The rally masks a genuine debate about whether the AI trade has gone too far. The run has been staggering: Micron has surged more than 200% in 2026, while Lam Research, Marvell Technology and Intel have all more than doubled. That kind of move makes even bulls nervous. “There’s been so much euphoria around the AI boom going all the way back to the summer of 2023,” said Eric Parnell, chief market strategist at Great Valley Advisor Group. “We’re clearly in a boom phase right now, but I do have genuine concerns about some sort of bust coming in the second half of the year.” The week’s whipsaw — record highs Monday, a chip rout midweek, a sharp bounce to close — is exactly the kind of two-way action that shows up when valuations are stretched and every headline moves the tape.
Commodities and volatility. West Texas Intermediate crude settled near $71 a barrel and Brent held above $76, both well off their midweek spikes as the Iran risk faded. Gold slipped 0.65% Friday to $4,113.90 an ounce, extending its long retreat from a late-January peak above $5,500. The CBOE Volatility Index, Wall Street’s fear gauge, fell about 5% to 15.05, ending the week near the low end of its recent range and signaling that, for all the noise, investors were not bracing for a shock. In the bond market, the 10-year Treasury yield edged up to around 4.49% from 4.37% a week earlier, a quiet sign that inflation worries have not gone away.
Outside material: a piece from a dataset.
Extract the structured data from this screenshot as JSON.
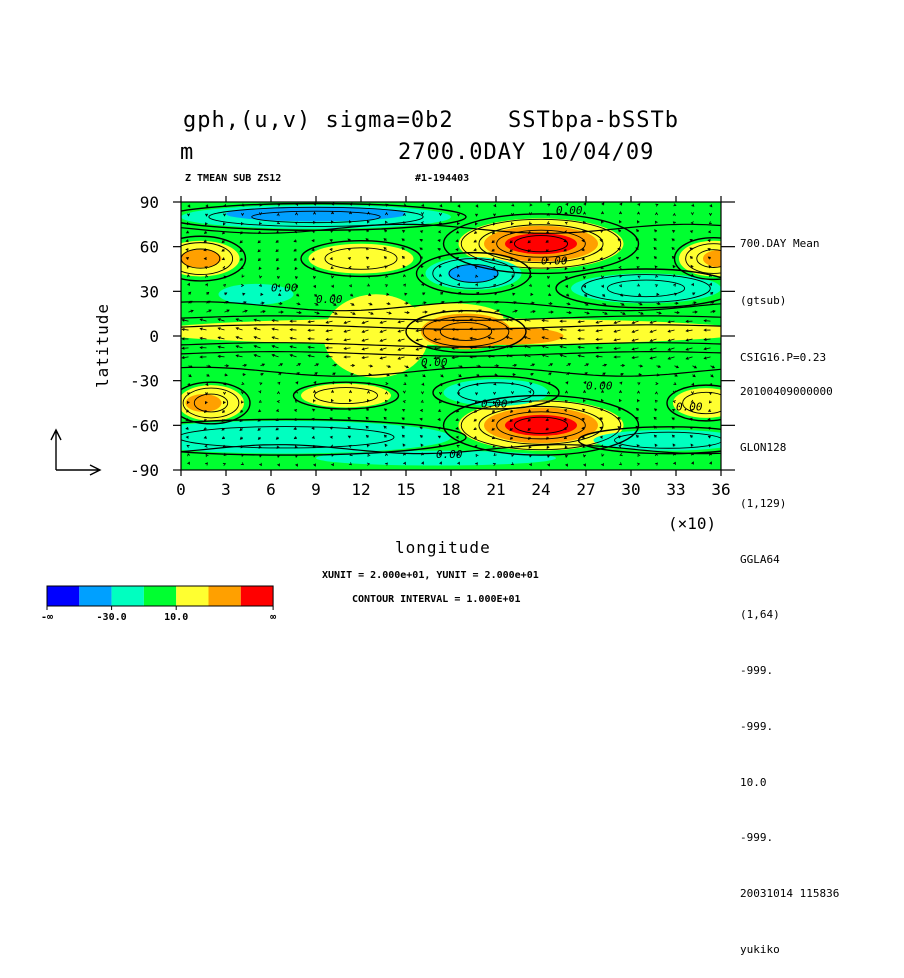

The economic data cut against the optimism. The National Association of Realtors said existing-home sales unexpectedly fell to 4.09 million units in June, missing forecasts and underscoring how stubbornly high mortgage rates keep buyers frozen out. Weekly jobless claims held low at 215,000, but the May trade deficit widened to $77.6 billion, and recent hiring has cooled. That leaves the Federal Reserve boxed in: soft jobs data argues against another rate increase, yet pricey oil and heavy AI spending keep inflation sticky, and a few strategists warned the next move could still be a hike rather than a cut.
For everyday investors, the takeaway is the same one that has defined 2026. The market’s fate rests on a narrow band of technology giants and the chips inside them, while housing, trade and the Fed pull in the other direction. The next real test comes fast: the big banks kick off second-quarter earnings season in the days ahead, and analysts tracked by FactSet expect S&P 500 companies to post average profit growth of 23.3%. If those numbers hold, the bulls get fresh cover. If they disappoint, a market priced for perfection has a long way to fall.